The automaker on Wednesday morning reported net income of $3 billion, a 1,000% year-over-year increase, while EBIT-adjusted earnings of $4.4 billion were up nearly fourfold. Adjusted earnings per share of $2.25, meanwhile, handily exceeded the consensus forecast of $1.04.
“These strong results demonstrate once again the underlying strength of our business, especially in North America and China, and at GM Financial,” General Motors Chairman and CEO Mary Barra said in a letter to shareholders. “We continue to execute our strategy and make significant progress on our transition to an all-electric future with the growth opportunities it creates.”
The first-quarter numbers were expected to show strong gains when compared to the results from January through March 2020. Like the rest of the industry, GM was hit hard by the COVID-19 pandemic last year, March bringing not only a massive downturn in sales but the start of what was to become a two-month shutdown of its North American assembly lines.
Since automakers make most of their money once vehicles roll out of their plants and are shipped to dealers, GM is likely to show continuing improvement during the second quarter of this year, according to industry analysts.
That said, Q1 2021 faced its own problems, largely linked to the pandemic. The most serious issue was the worsening shortage of the semiconductors that now are used in large numbers in every new motor vehicle. Like competitors such as Ford, Volkswagen and Toyota, GM was forced to slow down production on numerous models, including some of its most profitable pickups and SUVs. That shortage is expected to continue through much of the year, according to IHS Markit and other analysts.
There have been additional shortages developing, including petroleum-based goods like seat foam. Barra acknowledged these and other problems in her statement, noting, “This remains a challenging period for the company as we emerge from 2020, but the team continues to demonstrate its ability to manage complex situations.”
Few dark spots
Not all the numbers moved in the right direction for GM during the first quarter of this year. Revenues slid slightly, at $32.5 billion, a roughly $200 million decline. The automaker’s autonomous subsidiary, Cruise, saw its losses grow slightly, from $228 million to $229 million
But those were rare dips. The automaker’s net income margin surged from 0.9% to 9.3%. Income per share increased 262% to $2.25 – while handily beating analysts’ consensus forecast of $1.04.
In the North American market, net income was up nearly a third, climbing from $2.194 billion to $3.134 billion. GM International posted $308 million in net income compared to a $551 million loss a year earlier. And GM Financial posted $1.182 billion in net income, up from $230 million.

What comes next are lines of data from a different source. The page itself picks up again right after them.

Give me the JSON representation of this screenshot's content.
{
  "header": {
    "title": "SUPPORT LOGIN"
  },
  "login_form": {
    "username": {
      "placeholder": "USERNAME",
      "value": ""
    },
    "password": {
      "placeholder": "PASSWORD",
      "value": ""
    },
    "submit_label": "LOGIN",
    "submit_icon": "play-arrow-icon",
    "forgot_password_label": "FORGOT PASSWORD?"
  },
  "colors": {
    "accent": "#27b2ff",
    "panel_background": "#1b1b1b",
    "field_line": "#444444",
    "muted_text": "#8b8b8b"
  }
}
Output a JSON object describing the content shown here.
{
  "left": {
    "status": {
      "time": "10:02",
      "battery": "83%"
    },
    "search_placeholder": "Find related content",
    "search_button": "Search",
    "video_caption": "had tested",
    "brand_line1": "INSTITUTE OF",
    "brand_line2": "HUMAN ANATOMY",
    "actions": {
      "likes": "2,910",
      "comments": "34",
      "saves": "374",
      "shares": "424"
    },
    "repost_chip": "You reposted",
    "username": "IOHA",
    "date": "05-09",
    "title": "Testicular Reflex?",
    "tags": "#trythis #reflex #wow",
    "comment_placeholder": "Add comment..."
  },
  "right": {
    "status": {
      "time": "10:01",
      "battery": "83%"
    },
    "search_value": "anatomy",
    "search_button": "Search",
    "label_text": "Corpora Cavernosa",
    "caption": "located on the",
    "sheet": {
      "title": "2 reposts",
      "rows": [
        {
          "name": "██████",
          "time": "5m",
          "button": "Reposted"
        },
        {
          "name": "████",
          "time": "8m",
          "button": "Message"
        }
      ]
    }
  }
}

Looking forward, Barra told investors that, “While we will have production downtime in the second quarter, we expect to have a strong first half, with EBIT-adjusted of around $5.5 billion.”
The forecast for the rest of 2021 is positive overall, according to Barra. GM expects to see the EBIT-adjusted total reach the $10 billion to $11 billion range, or $4.50 to $5.25 per share.
But the numbers will still be weighed down by the chip shortage which is expected to deliver a hit of between $1 billion and $2 billion for all of 2021.
Changes to come
During a conference call, Barra and other GM executives spent time outlining the company’s plans for the future with an emphasis on electric and autonomous vehicles. Among other things, new CFO Paul Jacobson said there will be “no change” in its plans when it comes to its cap-ex spending of between $9 billion and $10 billion this year on its battery-car program. It has been ramping up that effort up, recently announcing a second battery production plant, located in Tennessee, while offering more details on all electric products, such as the Cadillac electric SUV.
The automaker has been losing money on its Cruise subsidiary and that is likely to continue, but the autonomous subsidiary is moving closer to a point where its technology will have real-world applications. It is already testing driverless vehicles in San Francisco and Dubai.
Barra also noted the new VIP electric architecture that will debut in the GMC Hummer electric pickup makes it possible to create a new revenue stream, software as a service. This could allow for downloads of updated or entirely new features to its vehicles, as well as entertainment and other services. The VIP technology will be in 7 million vehicles and 38 global models by the end of 2023, she said.
Even where GM faced setbacks this year, it’s been able to turn some of them to its advantage. Shortages resulting from the pandemic shutdown last year have been worsened by the semiconductor shortage this year. As a result, dealer inventories are down substantially this year. That has helped in some ways, reducing marketing cuts, specifically incentives.
“We’ll never go back to levels of inventory we had pre-pandemic because we’ve learned we can be much more efficient,” Barra said.
GM is the latest automaker to report a big rebound in first-quarter earnings. Last week its archrival Ford Motor Co. weighed in with net income of $3.3 billion, the second-largest Detroit automaker’s best results in a decade.
Though General Motors shares surged to a 52-week high during the first quarter, its stock price has been on a downward slide since early April. But investors began driving the numbers back up again following GM’s early morning earnings announcement.